The devaluing of geology as a relevant science can also be tied to a lack of proper training of Earth science teachers. In one study, less than half of the Earth science teachers surveyed felt confident in their ability to teach the subject, and only 30 percent viewed the importance of geology as on par with the other laboratory sciences. 36 percent of the surveyed teachers reported as having an above average knowledge in geology (Betzner and Marek, 2014). A 2010 study showed that 1 in five Earth Science teachers held undergraduate degrees in geology (Lewis and Baker, 2010). It is certainly not uncommon for a teacher to be assigned a subject which falls outside of their original degree path, however unfamiliarity with the subject one teaches will often translate to poor comprehension by the students. This disparity in background knowledge, enjoyment, and interest can lead Earth Science teachers to feel uncomfortable teaching the subject. Right from the start there is an issue of bias even amongst geology teachers themselves, as they question the importance and rigor of the very subject they teach. On the other hand, those teachers who do have previous geology experience felt more comfortable while instructing, leading to better comprehension and enjoyment on the part of the students. These results are not unexpected, but still show that a lack of preparedness in Earth Science teachers can lead to an unfavorable bias against the subject. Through better training and qualifying, the Earth Science discipline can become an important part of a school’s curriculum, which will increase public knowledge and awareness.

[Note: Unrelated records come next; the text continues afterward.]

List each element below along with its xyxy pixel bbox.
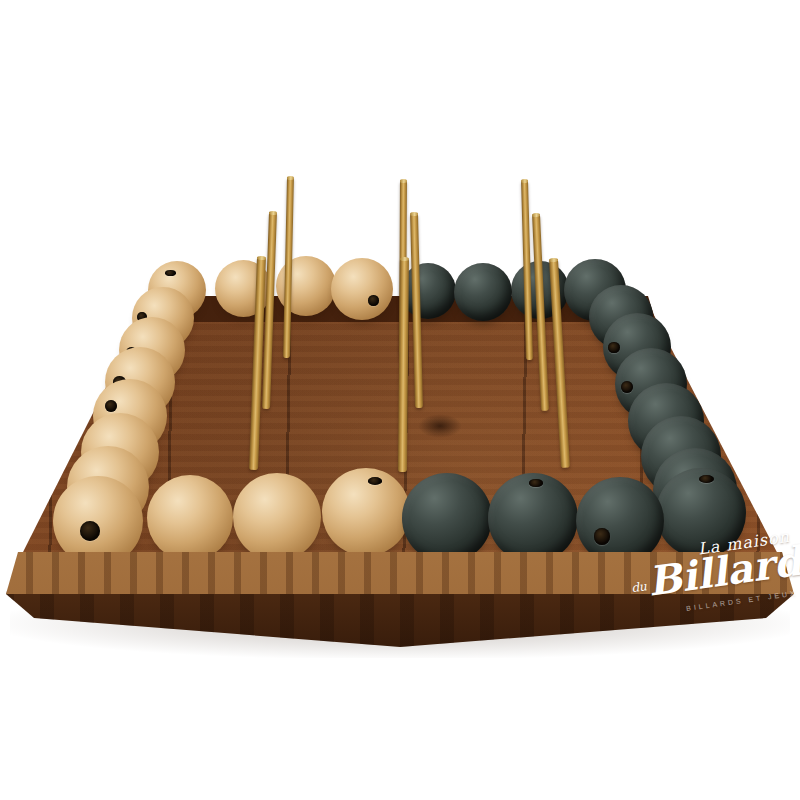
ball-natural-12	[147, 475, 233, 561]
ball-hole	[105, 400, 118, 413]
ball-natural-14	[322, 468, 410, 556]
ball-hole	[608, 342, 620, 354]
ball-hole	[621, 381, 633, 393]
ball-hole	[80, 521, 100, 541]
ball-black-12	[402, 473, 492, 563]
ball-natural-13	[233, 473, 321, 561]
ball-hole	[368, 477, 382, 485]
ball-natural-11	[331, 258, 393, 320]
pieces-layer	[0, 0, 800, 800]
ball-black-13	[488, 473, 578, 563]
ball-hole	[529, 479, 543, 486]
ball-hole	[165, 270, 175, 276]
peg-front-center	[397, 258, 408, 472]
watermark-du: du	[630, 579, 647, 595]
ball-black-2	[454, 263, 512, 321]
product-photo-3d-tictactoe: La maison duBillard BILLARDS ET JEUX	[0, 0, 800, 800]
ball-hole	[594, 528, 611, 545]
ball-hole	[368, 295, 379, 306]
ball-hole	[699, 475, 713, 483]
wood-knot	[418, 414, 462, 438]
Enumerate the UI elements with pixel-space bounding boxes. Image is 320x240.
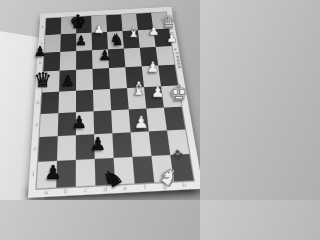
piece-black-pawn[interactable]: ♟ [75,34,87,47]
piece-white-pawn[interactable]: ♟ [93,23,104,36]
piece-black-pawn[interactable]: ♟ [61,74,74,89]
piece-black-queen[interactable]: ♛ [34,70,52,91]
photo-stage: 87654321 abcdefgh ✶CHESS ❖ ♚♛♟♟♝♟♟♞♟♟♟♟♛… [0,0,200,200]
piece-white-bishop[interactable]: ♝ [127,24,141,40]
piece-white-pawn[interactable]: ♟ [147,60,160,74]
piece-white-knight[interactable]: ♞ [155,163,184,192]
piece-white-pawn[interactable]: ♟ [151,85,165,101]
piece-black-king[interactable]: ♚ [70,13,86,31]
piece-black-pawn[interactable]: ♟ [34,45,46,59]
piece-black-pawn[interactable]: ♟ [71,114,86,131]
piece-white-pawn[interactable]: ♟ [133,114,148,131]
piece-white-bishop[interactable]: ♝ [131,80,147,98]
piece-black-knight[interactable]: ♞ [110,33,124,49]
pieces-layer: ♚♛♟♟♝♟♟♞♟♟♟♟♛♝♟♚♟♟♟♟♞♞ [0,0,200,200]
piece-white-pawn[interactable]: ♟ [166,32,178,45]
piece-black-pawn[interactable]: ♟ [90,135,106,153]
piece-white-pawn[interactable]: ♟ [148,25,159,38]
piece-black-knight[interactable]: ♞ [99,164,127,193]
piece-black-pawn[interactable]: ♟ [44,163,61,182]
piece-white-queen[interactable]: ♛ [161,13,177,31]
piece-black-pawn[interactable]: ♟ [99,49,111,63]
piece-white-king[interactable]: ♚ [169,82,188,104]
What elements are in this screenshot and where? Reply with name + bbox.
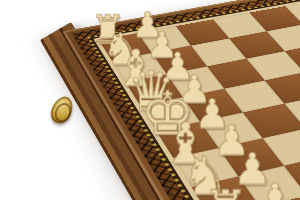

Although geoscience is viewed as an important subject for secondary school students to learn, the reality of the situation shows that there is a subpar quality of education. Despite this, there are a number of solutions that can bridge this gap. States would do well to adopt similar programs to the NYS Board of Regents. As mentioned, New York leads the country in high school Earth Science education, since it is offered as a graduation requirement; this led to 67% of New York students taking an ESS course, compared to the national average of 7% (Lewis and Baker, 2010). The NYS model is also lauded for its connection to the local environment, allowing students to see firsthand the applications of what they are learning (Fig 3). Certification to teach the Earth Sciences should also be bolstered to avoid issues of underqualified lectures. As well, professional development and geoscience outreach led by those in the profession should be expanded; the more that students are exposed to the Earth Sciences, the more respect it will gain as a discipline and possible career field. This will also work to change the stereotype of geology as a less rigorous subject to biology, chemistry, and physics. As with all other areas of science, the geosciences can bring respect to itself by achieving gender and minority equity. Teaching Earth and Space Science should be prioritized in order to create an informed citizenry on topics such as climate change, resource management, and hazard awareness.